If that transliterator is enabled, then it could be installed by default and thus we would not even need to create separate translations for Nogai between these two scripts, and the wiki could remain unified with the same content, equally accessible from Russia and Turkey (or Romania).

Note also that MediaWiki supports special syntax (using -{code1=text1|code2=text2}-) to mark specific transliteration rules in articles (it is used for example in Chinese to make exceptions to the converter between simplified and traditional Chinese).

Verdy p (talk)13:53, 25 April 2022

And the fallback language Kazakh?

TayfunEt. (talk)04:58, 26 April 2022

Transliterating the content between Latin and Cyrillic would come first in my opinion, before trying a fallback to Kazakh in the appropriate script (Latin or Cyrillic, whichever has content).

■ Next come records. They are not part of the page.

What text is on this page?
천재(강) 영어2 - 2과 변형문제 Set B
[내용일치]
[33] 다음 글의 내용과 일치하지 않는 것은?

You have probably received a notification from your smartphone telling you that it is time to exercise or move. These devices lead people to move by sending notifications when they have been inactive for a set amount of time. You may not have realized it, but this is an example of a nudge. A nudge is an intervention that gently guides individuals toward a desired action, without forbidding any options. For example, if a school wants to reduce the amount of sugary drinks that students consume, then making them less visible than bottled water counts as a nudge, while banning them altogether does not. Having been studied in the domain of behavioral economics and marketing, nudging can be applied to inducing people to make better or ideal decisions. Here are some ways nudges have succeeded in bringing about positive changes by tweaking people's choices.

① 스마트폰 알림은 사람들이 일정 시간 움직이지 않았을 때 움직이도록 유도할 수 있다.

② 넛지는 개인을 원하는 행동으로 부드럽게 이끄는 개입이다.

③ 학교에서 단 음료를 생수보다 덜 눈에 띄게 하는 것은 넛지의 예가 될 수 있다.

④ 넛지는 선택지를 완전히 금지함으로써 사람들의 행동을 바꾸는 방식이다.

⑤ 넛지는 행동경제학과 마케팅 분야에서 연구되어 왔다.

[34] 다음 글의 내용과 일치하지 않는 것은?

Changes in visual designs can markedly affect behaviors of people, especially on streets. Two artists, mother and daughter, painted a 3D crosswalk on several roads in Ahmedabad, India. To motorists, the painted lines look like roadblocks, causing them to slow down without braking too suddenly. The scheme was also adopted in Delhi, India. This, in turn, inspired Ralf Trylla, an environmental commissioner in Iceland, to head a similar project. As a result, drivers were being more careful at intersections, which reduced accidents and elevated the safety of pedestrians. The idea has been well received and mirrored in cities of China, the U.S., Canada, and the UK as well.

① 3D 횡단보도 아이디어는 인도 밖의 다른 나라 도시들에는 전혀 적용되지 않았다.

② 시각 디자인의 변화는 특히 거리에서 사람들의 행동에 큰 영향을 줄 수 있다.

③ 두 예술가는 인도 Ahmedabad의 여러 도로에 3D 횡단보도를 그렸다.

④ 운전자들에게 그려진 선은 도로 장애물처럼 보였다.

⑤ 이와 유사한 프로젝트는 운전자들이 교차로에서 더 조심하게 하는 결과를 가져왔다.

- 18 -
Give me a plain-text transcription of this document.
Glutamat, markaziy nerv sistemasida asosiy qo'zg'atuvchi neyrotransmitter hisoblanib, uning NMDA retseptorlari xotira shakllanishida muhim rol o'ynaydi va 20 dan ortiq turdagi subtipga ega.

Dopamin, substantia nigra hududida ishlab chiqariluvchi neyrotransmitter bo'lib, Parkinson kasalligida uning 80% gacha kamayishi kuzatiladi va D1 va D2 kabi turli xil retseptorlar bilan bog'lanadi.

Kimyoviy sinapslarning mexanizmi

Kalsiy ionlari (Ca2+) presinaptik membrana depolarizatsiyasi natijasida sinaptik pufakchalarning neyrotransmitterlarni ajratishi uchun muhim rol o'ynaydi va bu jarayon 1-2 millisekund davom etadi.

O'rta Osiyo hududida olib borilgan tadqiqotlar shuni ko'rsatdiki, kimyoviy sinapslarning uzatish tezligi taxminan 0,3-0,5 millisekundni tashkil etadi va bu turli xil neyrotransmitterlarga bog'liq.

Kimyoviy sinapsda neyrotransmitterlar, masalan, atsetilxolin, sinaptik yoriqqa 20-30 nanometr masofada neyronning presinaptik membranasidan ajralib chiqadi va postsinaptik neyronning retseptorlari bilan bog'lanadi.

Note that Kazakh Wikipedia also uses a transliterator, only from Cyrillic to Latin or to Arabic: all its article names (including proper names, except for brands like "Twitter" or "Los Angeles Times"), and category names are using only Cyrillic; some compatibility namespace names may have Latin alias in English (but they are translated to Cyrillic), and some template names borrowed from English Wikipedia or Commons without necessarily renaming them). So Kazah doesnot need an extension or separate contents, including in translations made on this wiki... except that Wikimedia transliterators are not installed on Translatewiki.net (which is not jsut translating for Wikimedia's Mediawiki-based wikis).

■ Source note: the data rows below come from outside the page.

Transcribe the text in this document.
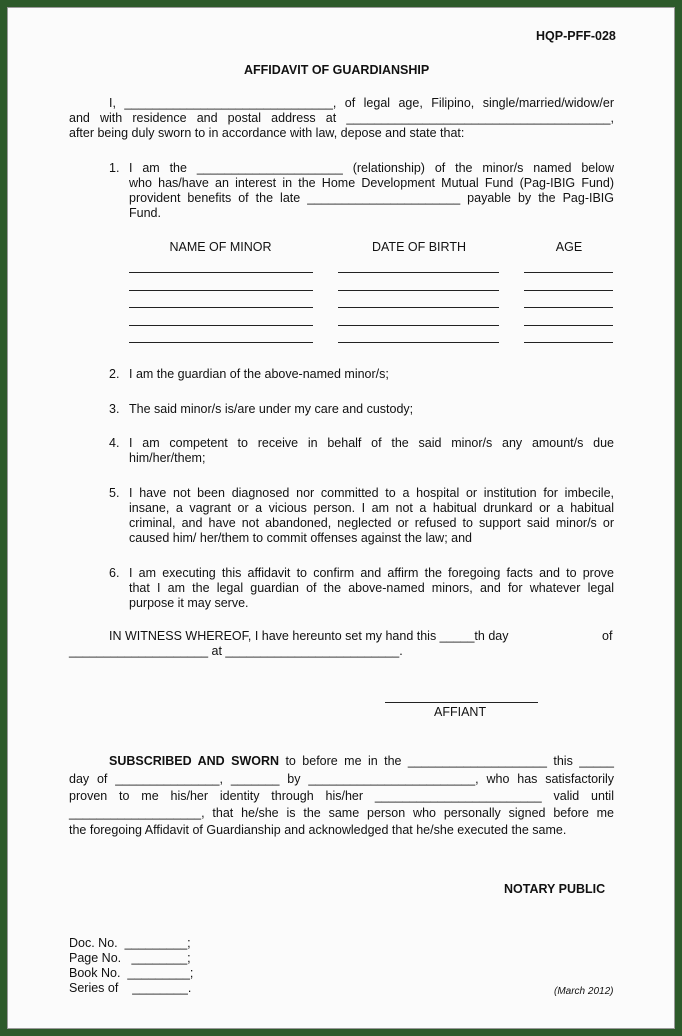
HQP-PFF-028
AFFIDAVIT OF GUARDIANSHIP
I, ______________________________, of legal age, Filipino, single/married/widow/er
and with residence and postal address at ______________________________________,
after being duly sworn to in accordance with law, depose and state that:
1. I am the _____________________ (relationship) of the minor/s named below
who has/have an interest in the Home Development Mutual Fund (Pag-IBIG Fund)
provident benefits of the late ______________________ payable by the Pag-IBIG
Fund.
NAME OF MINOR	DATE OF BIRTH	AGE
2. I am the guardian of the above-named minor/s;
3. The said minor/s is/are under my care and custody;
4. I am competent to receive in behalf of the said minor/s any amount/s due
him/her/them;
5. I have not been diagnosed nor committed to a hospital or institution for imbecile,
insane, a vagrant or a vicious person. I am not a habitual drunkard or a habitual
criminal, and have not abandoned, neglected or refused to support said minor/s or
caused him/ her/them to commit offenses against the law; and
6. I am executing this affidavit to confirm and affirm the foregoing facts and to prove
that I am the legal guardian of the above-named minors, and for whatever legal
purpose it may serve.
IN WITNESS WHEREOF, I have hereunto set my hand this _____th day	of
____________________ at _________________________.
AFFIANT
SUBSCRIBED AND SWORN to before me in the ____________________ this _____
day of _______________, _______ by ________________________, who has satisfactorily
proven to me his/her identity through his/her ________________________ valid until
___________________, that he/she is the same person who personally signed before me
the foregoing Affidavit of Guardianship and acknowledged that he/she executed the same.
NOTARY PUBLIC
Doc. No.  _________;
Page No.   ________;
Book No.  _________;
Series of    ________.	(March 2012)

This means that Kazakh Wikipedia only uses and maintains the "kk-Cyrl" translation made here on translatewiki.net, "kk-Latn" and "kk-Arab" are used for the UI only (which does not use the content transliterator, but allows the users to choose their user language for the UI, independantly of page contents (which uses the script variant selector for the transliteration of page contents, and not the current user language for the rest of the UI).

Verdy p (talk)06:45, 26 April 2022

You are wrong with some of the lettes:

j = ж

ı (undotted)= ы

y = й

ş = ш

Ь (the soft sign) is not found on Nogai latin alphabet. Please don't confuse with the latin alphabet from 1928, the Latin alphabet wich is used today is different. The Latin alphabet is same with Crimean Tatar Latin alphabet, the different is the letter Ä ä wich is in Nogai Cyrillic Аь аь. Thank you for your helping!

TayfunEt. (talk)12:34, 26 April 2022